15.
Вышел на улицу под раскаты истребителя над правительственным городком – ощущения, как в детстве, когда военные самолеты еще бороздили небо Подмосковья, когда еще функционировали три округа ПВО Москвы: голос небес, грозный и оберегающий, раздается реактивными движками.
При входе в Старый город GPS теряет связь со спутниками: слишком узкие улочки заслоняют навигационный горизонт – вошел и тут же потерялся. Как и положено в месте такой концентрации времени и событий.
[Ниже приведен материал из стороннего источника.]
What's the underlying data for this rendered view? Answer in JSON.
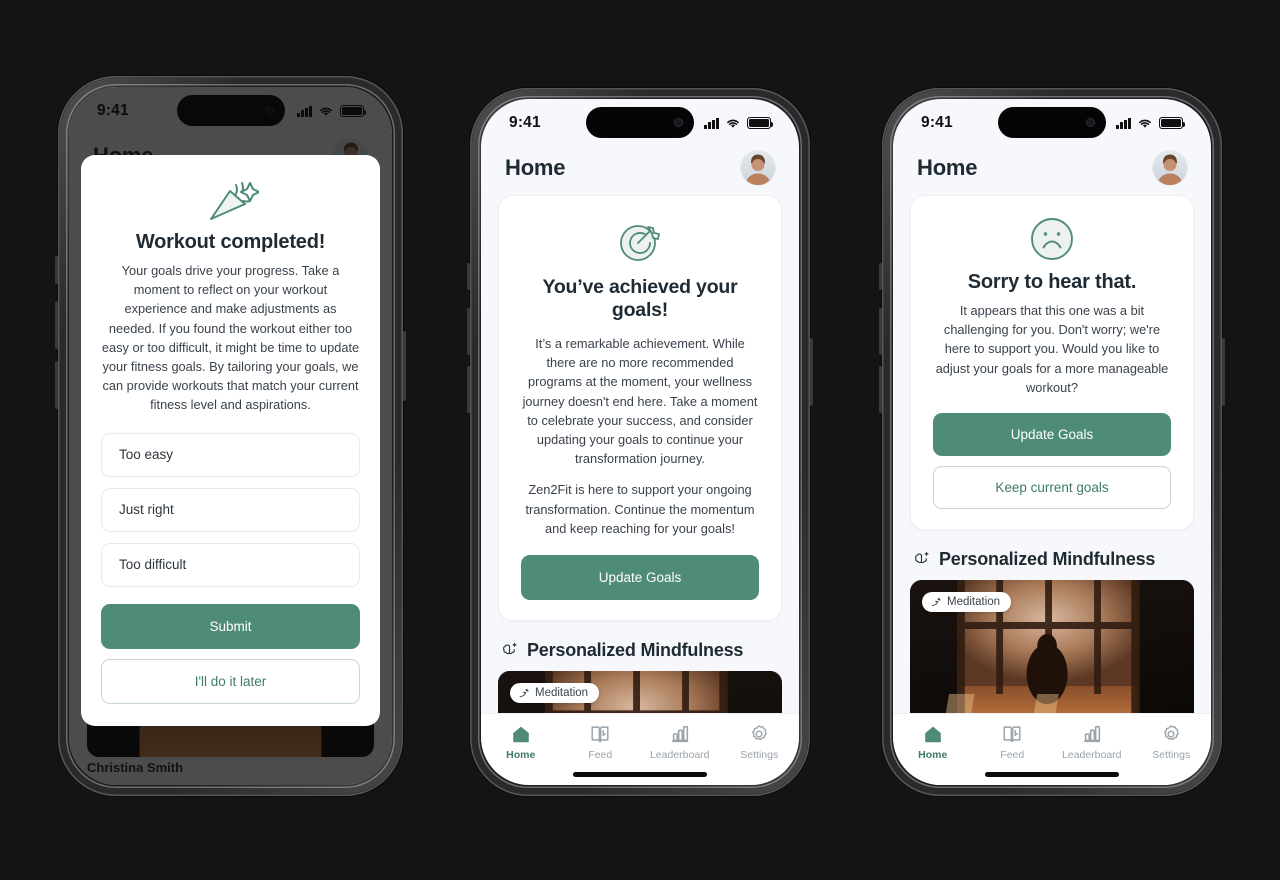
{
  "background_color": "#141414",
  "accent_color": "#4e8b78",
  "accent_text_color": "#3f7a68",
  "screen_bg": "#f6f8fc",
  "status_bar": {
    "time": "9:41",
    "signal_icon": "cellular-signal-icon",
    "wifi_icon": "wifi-icon",
    "battery_icon": "battery-icon"
  },
  "header": {
    "title": "Home",
    "avatar_name": "user-avatar"
  },
  "phone1": {
    "name": "workout-completed-modal-screen",
    "ghost_text": "Christina Smith",
    "modal": {
      "icon": "party-popper-icon",
      "title": "Workout completed!",
      "body": "Your goals drive your progress. Take a moment to reflect on your workout experience and make adjustments as needed. If you found the workout either too easy or too difficult, it might be time to update your fitness goals. By tailoring your goals, we can provide workouts that match your current fitness level and aspirations.",
      "options": [
        {
          "label": "Too easy"
        },
        {
          "label": "Just right"
        },
        {
          "label": "Too difficult"
        }
      ],
      "primary_button": "Submit",
      "secondary_button": "I'll do it later"
    }
  },
  "phone2": {
    "name": "goals-achieved-screen",
    "card": {
      "icon": "target-goal-icon",
      "title": "You’ve achieved your goals!",
      "body1": "It’s a remarkable achievement. While there are no more recommended programs at the moment, your wellness journey doesn't end here. Take a moment to celebrate your success, and consider updating your goals to continue your transformation journey.",
      "body2": "Zen2Fit is here to support your ongoing transformation. Continue the momentum and keep reaching for your goals!",
      "primary_button": "Update Goals"
    },
    "section": {
      "icon": "mindfulness-brain-sparkle-icon",
      "title": "Personalized Mindfulness",
      "media_badge": "Meditation",
      "media_badge_icon": "leaf-icon",
      "media_alt": "meditation-photo"
    }
  },
  "phone3": {
    "name": "sorry-to-hear-that-screen",
    "card": {
      "icon": "sad-face-icon",
      "title": "Sorry to hear that.",
      "body": "It appears that this one was a bit challenging for you. Don't worry; we're here to support you. Would you like to adjust your goals for a more manageable workout?",
      "primary_button": "Update Goals",
      "secondary_button": "Keep current goals"
    },
    "section": {
      "icon": "mindfulness-brain-sparkle-icon",
      "title": "Personalized Mindfulness",
      "media_badge": "Meditation",
      "media_badge_icon": "leaf-icon",
      "media_alt": "meditation-photo"
    }
  },
  "tabbar": {
    "items": [
      {
        "label": "Home",
        "icon": "home-icon",
        "active": true
      },
      {
        "label": "Feed",
        "icon": "feed-book-icon",
        "active": false
      },
      {
        "label": "Leaderboard",
        "icon": "bar-chart-icon",
        "active": false
      },
      {
        "label": "Settings",
        "icon": "gear-icon",
        "active": false
      }
    ]
  }
}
Плакаты на стенах Армянского квартала, посвященные геноциду. Контурная карта со схемой военных действий турок; фотографии: отрубленные головы на крюках, янычары позируют под ними; горы трупов, истощенные дети. Раскопанная улица времен Ирода вдруг провалом открывается под ногами. Вот почему Иерусалим полупрозрачный. Мостовые в нем будто застланы толстым увеличительным стеклом. Иерусалим нельзя идеализировать. Жизнь нельзя отвергать. Можно только будничное отделить от святого.
16.
В супермаркетах кассирши часто говорят по-русски. Передо мной типичная, за пятьдесят, грубый перманент, огненные от помады тонкие губы. Она яростно перешвыривает мои продукты и вдруг меняется в лице, когда осознает, что я ни бельмеса на иврите.
– И как вы там живете?
– Живем.
– Бизнес свой?
– Нет.
– Но как же вы там живете, если у вас нет бизнеса?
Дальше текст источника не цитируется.